For stock pickers, perhaps the purest plays on the euro are shares in banks and insurers, which are morphing from domestic into regional businesses marketing products in one currency. "The financial sector is going through a process of restructuring that has a lot of potential," says Andrew Jacobson, who manages Pacific Investment Management's new International Growth Fund (800 426-0107). Jacobson favors "Club Med" players in Southern Europe, where fiscal discipline has improved the most. Among those are Spain's Instituto Nacional Assuranz, Italy's Credito Italiano, and Portugal's Banco Portuguese de Investimento. Besides benefiting from lower inflation and interest rates, they're dumping assets and cutting costs.

TOO HIGH? Some managers complain that the prices of such southern plays are already stratospheric. Instead, they favor cheaper financial companies that have restructured so aggressively they're likely to remain profitable even if interest rates turn up. Omid Kamshad, senior portfolio manager for Putnam's $2.5 billion International Growth Fund (800 225-1581), likes financial stocks in the Netherlands, Sweden, Ireland, and France. "Valuations [there] aren't stretched yet," he says. His holdings include the Netherlands' ING Group, Allied Irish Banks, Swedbank, and France's Societe Generale and Banque Nationale de Paris.

Another beneficiary of monetary union is the software industry. Companies are spending billions to retool computer systems for the euro, and information technology providers "are almost all winners," says Jacobson. He owns Germany's SAP, the Netherlands' Getronics, and Norway's Mercantile Data. Other service providers are cashing in on the euro less directly.
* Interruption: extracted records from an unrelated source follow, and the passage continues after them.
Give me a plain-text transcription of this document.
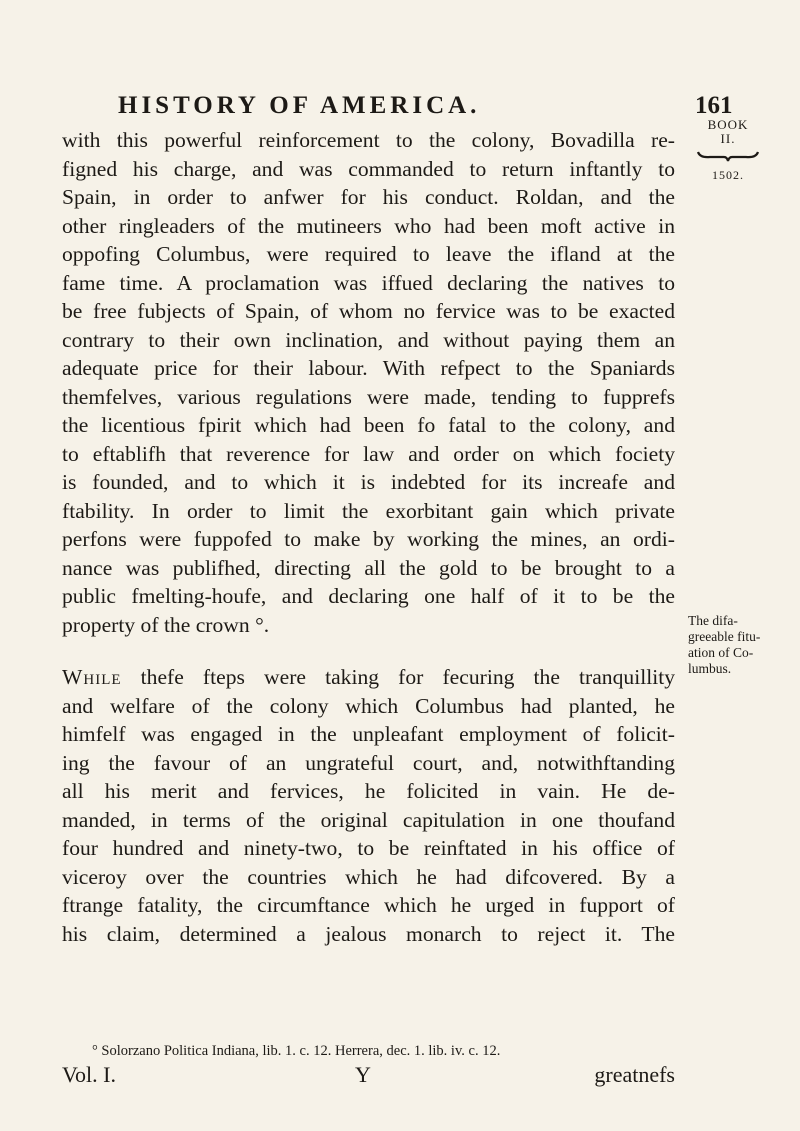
HISTORY OF AMERICA.	161
BOOK
II.
1502.
with this powerful reinforcement to the colony, Bovadilla re-
figned his charge, and was commanded to return inftantly to
Spain, in order to anfwer for his conduct. Roldan, and the
other ringleaders of the mutineers who had been moft active in
oppofing Columbus, were required to leave the ifland at the
fame time. A proclamation was iffued declaring the natives to
be free fubjects of Spain, of whom no fervice was to be exacted
contrary to their own inclination, and without paying them an
adequate price for their labour. With refpect to the Spaniards
themfelves, various regulations were made, tending to fupprefs
the licentious fpirit which had been fo fatal to the colony, and
to eftablifh that reverence for law and order on which fociety
is founded, and to which it is indebted for its increafe and
ftability. In order to limit the exorbitant gain which private
perfons were fuppofed to make by working the mines, an ordi-
nance was publifhed, directing all the gold to be brought to a
public fmelting-houfe, and declaring one half of it to be the
property of the crown °.
While thefe fteps were taking for fecuring the tranquillity
and welfare of the colony which Columbus had planted, he
himfelf was engaged in the unpleafant employment of folicit-
ing the favour of an ungrateful court, and, notwithftanding
all his merit and fervices, he folicited in vain. He de-
manded, in terms of the original capitulation in one thoufand
four hundred and ninety-two, to be reinftated in his office of
viceroy over the countries which he had difcovered. By a
ftrange fatality, the circumftance which he urged in fupport of
his claim, determined a jealous monarch to reject it. The
The difa-
greeable fitu-
ation of Co-
lumbus.
° Solorzano Politica Indiana, lib. 1. c. 12. Herrera, dec. 1. lib. iv. c. 12.
Vol. I.	Y	greatnefs
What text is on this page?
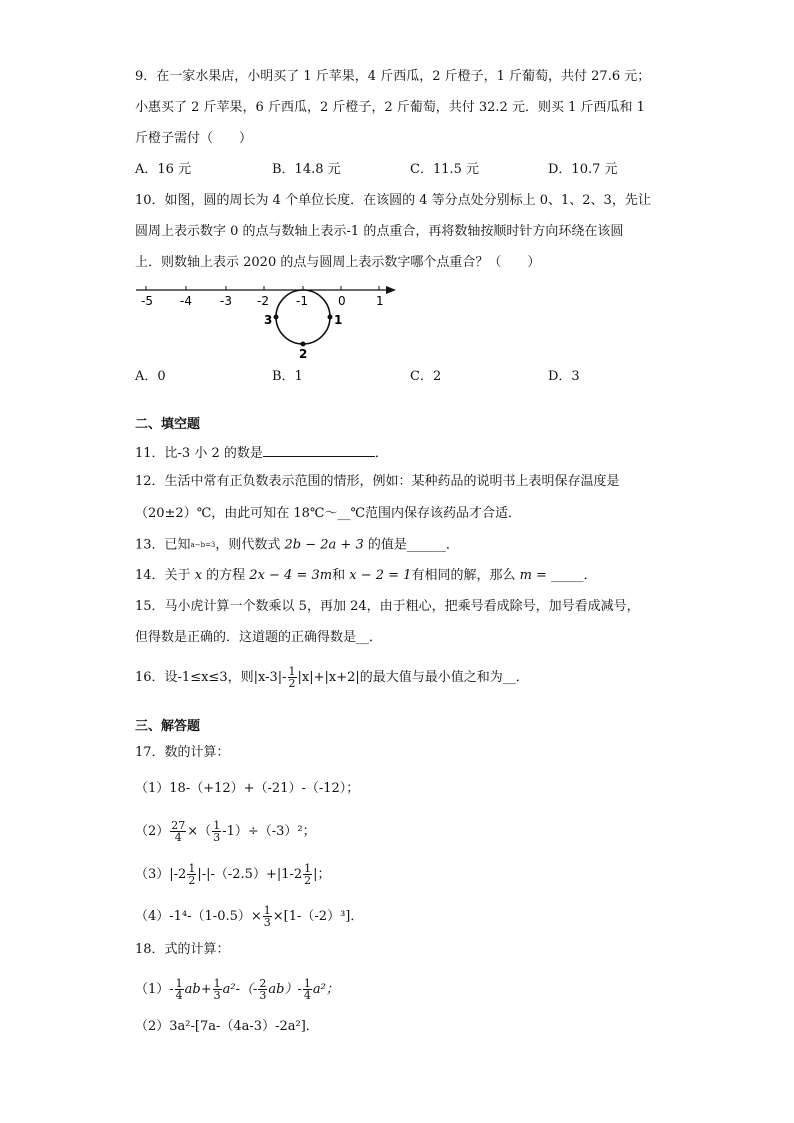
9．在一家水果店，小明买了 1 斤苹果，4 斤西瓜，2 斤橙子，1 斤葡萄，共付 27.6 元；
小惠买了 2 斤苹果，6 斤西瓜，2 斤橙子，2 斤葡萄，共付 32.2 元．则买 1 斤西瓜和 1
斤橙子需付（　　）
A．16 元	B．14.8 元	C．11.5 元	D．10.7 元
10．如图，圆的周长为 4 个单位长度．在该圆的 4 等分点处分别标上 0、1、2、3，先让
圆周上表示数字 0 的点与数轴上表示-1 的点重合，再将数轴按顺时针方向环绕在该圆
上．则数轴上表示 2020 的点与圆周上表示数字哪个点重合？（　　）
-5 -4 -3 -2 -1	0	1
3	1
2
A．0	B．1	C．2	D．3
二、填空题
11．比-3 小 2 的数是	．
12．生活中常有正负数表示范围的情形，例如：某种药品的说明书上表明保存温度是
（20±2）℃，由此可知在 18℃～__℃范围内保存该药品才合适．
13．已知a−b=3，则代数式 2b − 2a + 3 的值是______．
14．关于 x 的方程 2x − 4 = 3m和 x − 2 = 1有相同的解，那么 m = _____．
15．马小虎计算一个数乘以 5，再加 24，由于粗心，把乘号看成除号，加号看成减号，
但得数是正确的．这道题的正确得数是__．
16．设-1≤x≤3，则$|x-3|- \frac{1}{2} |x|+|x+2|$的最大值与最小值之和为__．
三、解答题
17．数的计算：
（1）18-（+12）+（-21）-（-12）；
$(2) \frac{27}{4}$ ×（ $\frac{1}{3} -1)\div(-3)^2$；
$(3)|-2 \frac{1}{2} |-|-(-2.5)+|1-2 \frac{1}{2}$ |；
$(4)-1^4-(1-0.5)\times \frac{1}{3} \times[1-(-2)^3]$．
18．式的计算：
$(1)- \frac{1}{4} ab+ \frac{1}{3} a^2-(- \frac{2}{3} ab)- \frac{1}{4} a^2$；
（2）3a²-[7a-（4a-3）-2a²]．
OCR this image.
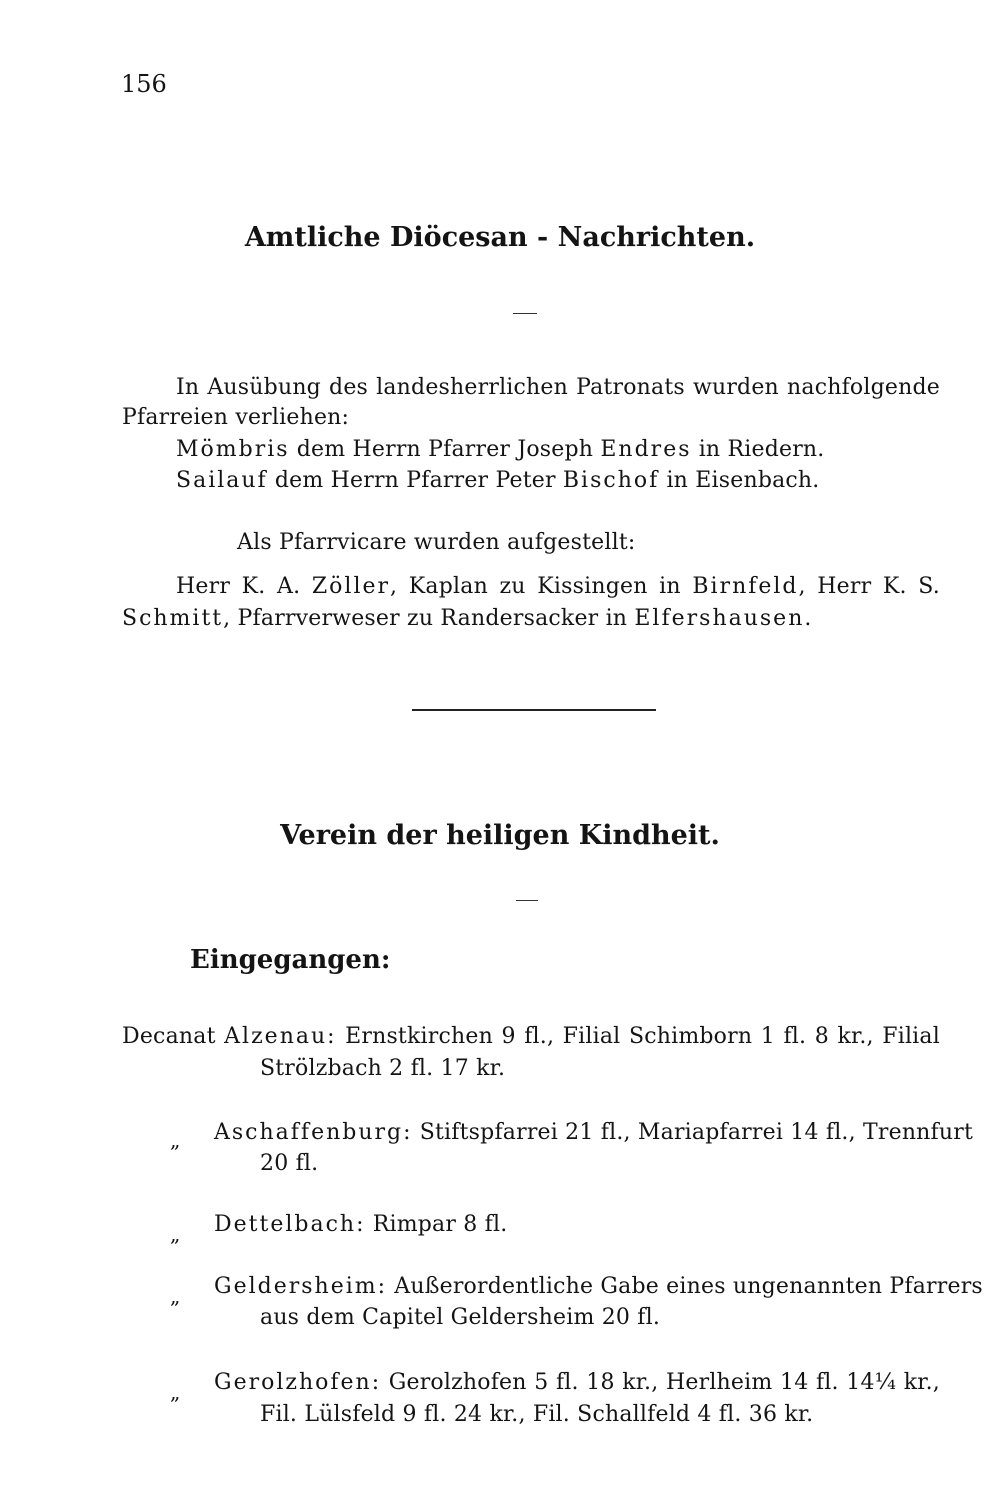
156
Amtliche Diöcesan - Nachrichten.
In Ausübung des landesherrlichen Patronats wurden nachfolgende
Pfarreien verliehen:
Mömbris dem Herrn Pfarrer Joseph Endres in Riedern.
Sailauf dem Herrn Pfarrer Peter Bischof in Eisenbach.
Als Pfarrvicare wurden aufgestellt:
Herr K. A. Zöller, Kaplan zu Kissingen in Birnfeld, Herr K. S.
Schmitt, Pfarrverweser zu Randersacker in Elfershausen.
Verein der heiligen Kindheit.
Eingegangen:
Decanat Alzenau: Ernstkirchen 9 fl., Filial Schimborn 1 fl. 8 kr., Filial
Strölzbach 2 fl. 17 kr.
„ Aschaffenburg: Stiftspfarrei 21 fl., Mariapfarrei 14 fl., Trennfurt
20 fl.
„ Dettelbach: Rimpar 8 fl.
„ Geldersheim: Außerordentliche Gabe eines ungenannten Pfarrers
aus dem Capitel Geldersheim 20 fl.
„ Gerolzhofen: Gerolzhofen 5 fl. 18 kr., Herlheim 14 fl. 14¼ kr.,
Fil. Lülsfeld 9 fl. 24 kr., Fil. Schallfeld 4 fl. 36 kr.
In their drive for competitiveness, more big corporations are outsourcing expensive functions such as food service. James Seddon, who co-manages the $1.2 billion T. Rowe Price European Stock Fund in London, is high on French caterer Sodexho and Britain's Compass, which just won a global food-service contract from electronics giant Philips.

With all the europhoria, it's not easy to find bargains. But some remain among smaller companies, says Stephen Beinhacker, senior vice-president at Alliance Capital Management in London. Companies whose fortunes don't depend on a single currency also are worth a look. Beinhacker points to Spanish oil refiner Repsol, which is restructuring but is trading at just 13 times estimated 1998 earnings, vs. an average of 25.4 for the Spanish market. Even if you're not exuberant over Europe, the Continent is full of opportunities for rational investors.